Atherosclerosis is a chronic inflammatory disease of the arterial wall that causes cardiovascular disease. Monocyte-derived macrophages are an important contributor to atherogenesis. Monocytes can become primed for higher responsiveness to secondary, unrelated stimuli-a phenomenon known as trained immunity-a process driven by intracellular metabolic and epigenetic reprogramming. Oxidized low-density lipoprotein (oxLDL) induces trained immunity by enhancing glycolysis and oxidative phosphorylation (OXPHOS).
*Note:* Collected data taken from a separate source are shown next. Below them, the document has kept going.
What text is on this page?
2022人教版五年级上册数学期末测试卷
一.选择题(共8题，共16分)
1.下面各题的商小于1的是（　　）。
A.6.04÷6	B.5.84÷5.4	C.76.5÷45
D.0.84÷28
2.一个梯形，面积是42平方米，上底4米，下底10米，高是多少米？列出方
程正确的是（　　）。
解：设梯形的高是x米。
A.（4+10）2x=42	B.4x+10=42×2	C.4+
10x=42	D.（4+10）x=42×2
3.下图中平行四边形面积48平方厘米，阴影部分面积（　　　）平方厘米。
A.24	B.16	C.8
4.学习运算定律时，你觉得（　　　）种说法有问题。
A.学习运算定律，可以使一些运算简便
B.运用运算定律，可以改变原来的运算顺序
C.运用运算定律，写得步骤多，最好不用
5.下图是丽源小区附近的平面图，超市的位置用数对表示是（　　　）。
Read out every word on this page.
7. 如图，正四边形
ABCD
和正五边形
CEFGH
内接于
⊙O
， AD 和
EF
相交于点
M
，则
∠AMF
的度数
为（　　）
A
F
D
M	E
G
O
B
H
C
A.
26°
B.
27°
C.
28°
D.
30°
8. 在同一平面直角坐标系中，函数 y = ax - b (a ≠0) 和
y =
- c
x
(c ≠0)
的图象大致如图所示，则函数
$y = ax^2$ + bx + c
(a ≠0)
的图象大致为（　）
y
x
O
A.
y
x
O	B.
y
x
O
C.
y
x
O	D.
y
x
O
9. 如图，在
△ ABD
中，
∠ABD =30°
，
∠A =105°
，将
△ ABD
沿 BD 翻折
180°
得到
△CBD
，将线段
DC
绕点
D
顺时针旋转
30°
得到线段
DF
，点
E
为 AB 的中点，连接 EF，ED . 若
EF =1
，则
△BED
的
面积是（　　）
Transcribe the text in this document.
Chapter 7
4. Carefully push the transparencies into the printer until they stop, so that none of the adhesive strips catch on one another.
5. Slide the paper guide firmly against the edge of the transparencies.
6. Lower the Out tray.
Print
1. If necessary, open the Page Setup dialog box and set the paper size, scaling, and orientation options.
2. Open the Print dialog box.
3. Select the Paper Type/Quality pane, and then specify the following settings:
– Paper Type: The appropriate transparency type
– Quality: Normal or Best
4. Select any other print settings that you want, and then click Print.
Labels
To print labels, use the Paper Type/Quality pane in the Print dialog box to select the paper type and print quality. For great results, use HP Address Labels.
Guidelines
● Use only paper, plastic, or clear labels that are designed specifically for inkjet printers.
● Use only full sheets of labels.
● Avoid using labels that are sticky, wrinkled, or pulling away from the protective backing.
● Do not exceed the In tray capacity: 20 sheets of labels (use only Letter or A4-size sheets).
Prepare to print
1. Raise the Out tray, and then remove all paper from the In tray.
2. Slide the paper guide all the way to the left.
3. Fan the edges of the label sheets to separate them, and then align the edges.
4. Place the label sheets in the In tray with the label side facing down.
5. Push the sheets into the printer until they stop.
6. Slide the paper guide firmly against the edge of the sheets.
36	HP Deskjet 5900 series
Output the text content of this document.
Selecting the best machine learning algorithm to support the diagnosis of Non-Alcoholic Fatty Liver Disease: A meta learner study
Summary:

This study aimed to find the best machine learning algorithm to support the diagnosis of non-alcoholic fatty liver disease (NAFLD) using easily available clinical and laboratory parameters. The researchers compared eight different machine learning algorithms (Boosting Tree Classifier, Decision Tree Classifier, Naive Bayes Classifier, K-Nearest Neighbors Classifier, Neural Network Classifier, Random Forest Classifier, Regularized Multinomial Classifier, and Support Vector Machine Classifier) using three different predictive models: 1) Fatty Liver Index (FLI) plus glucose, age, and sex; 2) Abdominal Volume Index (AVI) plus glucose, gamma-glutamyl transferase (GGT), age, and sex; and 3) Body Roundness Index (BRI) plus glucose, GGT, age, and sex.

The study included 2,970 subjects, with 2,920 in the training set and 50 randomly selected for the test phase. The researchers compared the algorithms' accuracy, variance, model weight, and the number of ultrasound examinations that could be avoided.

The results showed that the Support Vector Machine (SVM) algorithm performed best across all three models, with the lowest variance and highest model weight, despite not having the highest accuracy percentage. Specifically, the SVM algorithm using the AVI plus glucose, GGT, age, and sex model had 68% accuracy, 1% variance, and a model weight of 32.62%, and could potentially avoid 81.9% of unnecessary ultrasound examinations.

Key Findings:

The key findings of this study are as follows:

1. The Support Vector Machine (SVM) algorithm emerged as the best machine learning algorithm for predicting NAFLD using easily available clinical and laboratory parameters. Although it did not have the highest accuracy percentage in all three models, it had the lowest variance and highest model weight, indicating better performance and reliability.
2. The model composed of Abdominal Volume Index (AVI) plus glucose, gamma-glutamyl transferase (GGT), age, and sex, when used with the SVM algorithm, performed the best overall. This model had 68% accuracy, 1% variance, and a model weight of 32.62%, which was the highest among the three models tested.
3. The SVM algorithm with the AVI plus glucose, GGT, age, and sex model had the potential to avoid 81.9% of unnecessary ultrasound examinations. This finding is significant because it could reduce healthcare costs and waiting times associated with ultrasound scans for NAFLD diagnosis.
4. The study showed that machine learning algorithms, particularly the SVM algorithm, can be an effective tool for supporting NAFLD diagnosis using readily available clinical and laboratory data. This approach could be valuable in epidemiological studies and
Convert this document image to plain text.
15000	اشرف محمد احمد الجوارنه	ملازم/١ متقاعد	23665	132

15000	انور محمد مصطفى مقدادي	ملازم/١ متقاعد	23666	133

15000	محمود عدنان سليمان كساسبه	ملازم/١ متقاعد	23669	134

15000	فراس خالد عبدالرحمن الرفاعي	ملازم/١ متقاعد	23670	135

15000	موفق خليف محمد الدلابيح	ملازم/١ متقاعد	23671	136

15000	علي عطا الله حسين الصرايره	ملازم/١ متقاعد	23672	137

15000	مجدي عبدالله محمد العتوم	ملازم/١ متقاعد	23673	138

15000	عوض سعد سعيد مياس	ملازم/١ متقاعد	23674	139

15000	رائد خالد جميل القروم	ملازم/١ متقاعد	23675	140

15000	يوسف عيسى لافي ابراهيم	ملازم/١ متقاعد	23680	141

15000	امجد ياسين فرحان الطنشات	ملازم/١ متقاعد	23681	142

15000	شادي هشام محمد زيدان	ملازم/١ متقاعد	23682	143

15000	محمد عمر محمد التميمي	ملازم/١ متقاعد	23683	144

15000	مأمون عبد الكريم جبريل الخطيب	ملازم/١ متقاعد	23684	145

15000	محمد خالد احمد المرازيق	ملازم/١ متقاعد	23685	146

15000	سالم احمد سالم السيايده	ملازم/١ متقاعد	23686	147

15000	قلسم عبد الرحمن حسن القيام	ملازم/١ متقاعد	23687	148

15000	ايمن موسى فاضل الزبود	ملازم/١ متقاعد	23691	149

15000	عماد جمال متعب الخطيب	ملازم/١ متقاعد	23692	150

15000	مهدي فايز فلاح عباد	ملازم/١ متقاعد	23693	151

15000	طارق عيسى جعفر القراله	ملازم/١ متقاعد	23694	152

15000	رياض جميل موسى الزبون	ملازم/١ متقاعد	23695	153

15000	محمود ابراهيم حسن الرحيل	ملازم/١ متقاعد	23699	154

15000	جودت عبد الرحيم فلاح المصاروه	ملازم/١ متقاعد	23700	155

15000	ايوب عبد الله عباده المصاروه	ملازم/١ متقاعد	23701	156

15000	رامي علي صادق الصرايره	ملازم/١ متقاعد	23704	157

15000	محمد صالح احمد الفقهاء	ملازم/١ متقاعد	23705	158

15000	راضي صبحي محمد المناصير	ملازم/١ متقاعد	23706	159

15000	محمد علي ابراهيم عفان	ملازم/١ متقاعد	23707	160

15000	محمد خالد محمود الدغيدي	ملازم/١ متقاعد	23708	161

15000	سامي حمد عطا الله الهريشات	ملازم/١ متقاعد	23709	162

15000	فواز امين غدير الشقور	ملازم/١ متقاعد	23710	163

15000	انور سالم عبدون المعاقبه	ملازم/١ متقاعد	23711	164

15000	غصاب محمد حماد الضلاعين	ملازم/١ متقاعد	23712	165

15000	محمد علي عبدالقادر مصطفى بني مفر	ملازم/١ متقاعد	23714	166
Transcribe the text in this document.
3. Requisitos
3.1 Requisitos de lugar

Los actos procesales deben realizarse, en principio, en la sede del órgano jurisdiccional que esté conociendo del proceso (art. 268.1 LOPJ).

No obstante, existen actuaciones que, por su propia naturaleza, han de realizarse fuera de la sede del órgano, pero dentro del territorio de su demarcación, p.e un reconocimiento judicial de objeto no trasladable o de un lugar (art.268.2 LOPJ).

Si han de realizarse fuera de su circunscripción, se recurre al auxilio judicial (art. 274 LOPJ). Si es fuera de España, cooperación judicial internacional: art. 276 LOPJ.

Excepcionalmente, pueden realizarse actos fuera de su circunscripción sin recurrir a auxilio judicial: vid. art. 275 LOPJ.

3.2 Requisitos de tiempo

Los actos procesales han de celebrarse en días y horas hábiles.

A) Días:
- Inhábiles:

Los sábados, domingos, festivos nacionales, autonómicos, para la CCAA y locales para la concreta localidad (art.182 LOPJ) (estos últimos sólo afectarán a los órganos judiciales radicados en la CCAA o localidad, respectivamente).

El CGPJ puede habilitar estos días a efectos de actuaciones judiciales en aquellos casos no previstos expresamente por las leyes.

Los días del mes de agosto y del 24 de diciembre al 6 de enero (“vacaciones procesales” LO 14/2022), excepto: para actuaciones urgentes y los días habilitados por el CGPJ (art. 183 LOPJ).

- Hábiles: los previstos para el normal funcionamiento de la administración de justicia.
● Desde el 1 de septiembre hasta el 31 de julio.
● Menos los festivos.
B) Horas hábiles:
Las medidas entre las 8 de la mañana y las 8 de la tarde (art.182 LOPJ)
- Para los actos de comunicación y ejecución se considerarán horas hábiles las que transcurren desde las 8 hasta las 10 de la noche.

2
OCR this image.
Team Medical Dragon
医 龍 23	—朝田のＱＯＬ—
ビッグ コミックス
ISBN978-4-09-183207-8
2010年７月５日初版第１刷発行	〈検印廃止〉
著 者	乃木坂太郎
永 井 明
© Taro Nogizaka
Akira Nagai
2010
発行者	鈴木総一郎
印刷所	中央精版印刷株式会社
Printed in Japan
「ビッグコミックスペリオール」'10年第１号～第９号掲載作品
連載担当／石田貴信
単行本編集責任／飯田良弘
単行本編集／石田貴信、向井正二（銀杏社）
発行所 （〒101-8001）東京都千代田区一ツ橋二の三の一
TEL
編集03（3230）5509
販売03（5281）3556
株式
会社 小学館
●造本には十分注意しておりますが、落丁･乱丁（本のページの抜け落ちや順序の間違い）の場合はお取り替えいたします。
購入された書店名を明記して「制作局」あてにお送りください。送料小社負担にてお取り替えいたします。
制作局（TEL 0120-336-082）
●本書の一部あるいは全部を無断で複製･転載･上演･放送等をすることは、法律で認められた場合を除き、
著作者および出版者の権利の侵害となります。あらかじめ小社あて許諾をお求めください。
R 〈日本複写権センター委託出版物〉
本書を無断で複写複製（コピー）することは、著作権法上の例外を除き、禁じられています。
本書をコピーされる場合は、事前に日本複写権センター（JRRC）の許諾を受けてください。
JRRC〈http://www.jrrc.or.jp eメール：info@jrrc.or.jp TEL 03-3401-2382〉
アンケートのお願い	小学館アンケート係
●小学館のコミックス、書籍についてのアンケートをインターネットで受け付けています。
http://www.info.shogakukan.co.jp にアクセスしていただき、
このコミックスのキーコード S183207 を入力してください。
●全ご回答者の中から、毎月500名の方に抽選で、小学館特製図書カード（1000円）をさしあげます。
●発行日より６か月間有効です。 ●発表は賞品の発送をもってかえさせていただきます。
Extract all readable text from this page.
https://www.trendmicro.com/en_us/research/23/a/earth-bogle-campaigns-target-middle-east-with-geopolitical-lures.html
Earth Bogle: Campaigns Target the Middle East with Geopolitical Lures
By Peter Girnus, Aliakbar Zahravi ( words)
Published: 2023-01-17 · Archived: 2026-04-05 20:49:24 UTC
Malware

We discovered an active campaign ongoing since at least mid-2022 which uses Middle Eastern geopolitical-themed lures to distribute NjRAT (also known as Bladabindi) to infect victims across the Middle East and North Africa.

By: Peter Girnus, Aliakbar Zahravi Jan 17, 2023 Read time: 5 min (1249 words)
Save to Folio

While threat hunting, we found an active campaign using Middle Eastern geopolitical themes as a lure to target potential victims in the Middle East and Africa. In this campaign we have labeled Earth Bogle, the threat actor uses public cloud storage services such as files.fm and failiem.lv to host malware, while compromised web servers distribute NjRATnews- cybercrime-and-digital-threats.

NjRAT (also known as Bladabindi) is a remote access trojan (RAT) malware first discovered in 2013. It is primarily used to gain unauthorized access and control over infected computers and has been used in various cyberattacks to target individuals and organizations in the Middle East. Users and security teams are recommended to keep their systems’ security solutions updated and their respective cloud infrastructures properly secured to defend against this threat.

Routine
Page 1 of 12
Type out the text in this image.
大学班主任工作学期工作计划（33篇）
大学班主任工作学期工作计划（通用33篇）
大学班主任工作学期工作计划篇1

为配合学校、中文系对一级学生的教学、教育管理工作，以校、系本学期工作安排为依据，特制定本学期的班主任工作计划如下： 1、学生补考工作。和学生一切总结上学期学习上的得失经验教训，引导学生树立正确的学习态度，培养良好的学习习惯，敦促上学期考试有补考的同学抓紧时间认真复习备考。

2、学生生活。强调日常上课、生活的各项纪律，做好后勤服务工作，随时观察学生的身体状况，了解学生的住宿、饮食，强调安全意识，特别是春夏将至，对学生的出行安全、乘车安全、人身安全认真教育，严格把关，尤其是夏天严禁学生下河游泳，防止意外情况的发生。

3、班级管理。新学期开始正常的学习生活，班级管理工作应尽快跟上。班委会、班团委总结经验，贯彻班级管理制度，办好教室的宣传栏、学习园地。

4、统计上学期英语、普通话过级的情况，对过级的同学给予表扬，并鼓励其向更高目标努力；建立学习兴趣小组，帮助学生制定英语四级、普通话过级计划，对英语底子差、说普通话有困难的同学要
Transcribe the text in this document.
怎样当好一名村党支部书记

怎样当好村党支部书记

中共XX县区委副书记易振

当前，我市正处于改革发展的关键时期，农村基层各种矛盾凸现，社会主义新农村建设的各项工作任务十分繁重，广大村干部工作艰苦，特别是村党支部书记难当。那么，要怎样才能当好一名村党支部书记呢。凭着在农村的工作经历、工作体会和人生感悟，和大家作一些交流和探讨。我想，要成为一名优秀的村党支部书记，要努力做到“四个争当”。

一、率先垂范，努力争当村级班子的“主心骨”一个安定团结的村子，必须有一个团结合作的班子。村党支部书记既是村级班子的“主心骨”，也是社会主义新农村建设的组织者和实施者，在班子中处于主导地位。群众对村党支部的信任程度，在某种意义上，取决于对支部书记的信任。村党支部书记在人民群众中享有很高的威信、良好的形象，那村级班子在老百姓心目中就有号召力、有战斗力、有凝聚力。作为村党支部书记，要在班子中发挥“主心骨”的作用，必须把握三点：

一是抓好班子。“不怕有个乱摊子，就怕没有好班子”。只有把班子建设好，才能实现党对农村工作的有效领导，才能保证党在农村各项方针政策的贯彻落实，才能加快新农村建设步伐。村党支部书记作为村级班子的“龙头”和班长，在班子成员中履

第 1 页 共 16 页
Glutamine is known to enter the Krebs cycle through glutaminolysis where it can be used for ATP synthesis via OXPHOS. We therefore explored the role of the glutaminolysis pathway in oxLDL-induced trained immunity. Primary human monocytes from healthy donors were exposed to oxLDL for 24 h, followed by differentiation into macrophages over 6 days in culture medium. Thereafter, cytokine production capacity was assessed by stimulating them with Toll-like receptor agonist. Co-administration of the glutaminase inhibitor CB-839 during oxLDL exposure reduces glutamine anaplerosis. This prevented oxLDL-induced trained immunity, with diminished cytokine production capacity, associated with a reduced oxygen consumption rate (OCR), and glycolysis rate (ECAR). The role of glutaminolysis for induction of trained immunity was validated genetically, by showing significant associations between several single-nucleotide polymorphisms in genes related to glutaminolysis and ex vivo cytokine production in oxLDL-trained monocytes from 243 healthy volunteers. Finally, we identified a positive correlation between glutamate and Krebs cycle metabolites with inflammatory circulating biomarkers and monocyte counts in an independent cohort of 302 obese individuals. Altogether, these data suggest a crucial role of glutaminolysis in the establishment of oxLDL-induced trained immunity.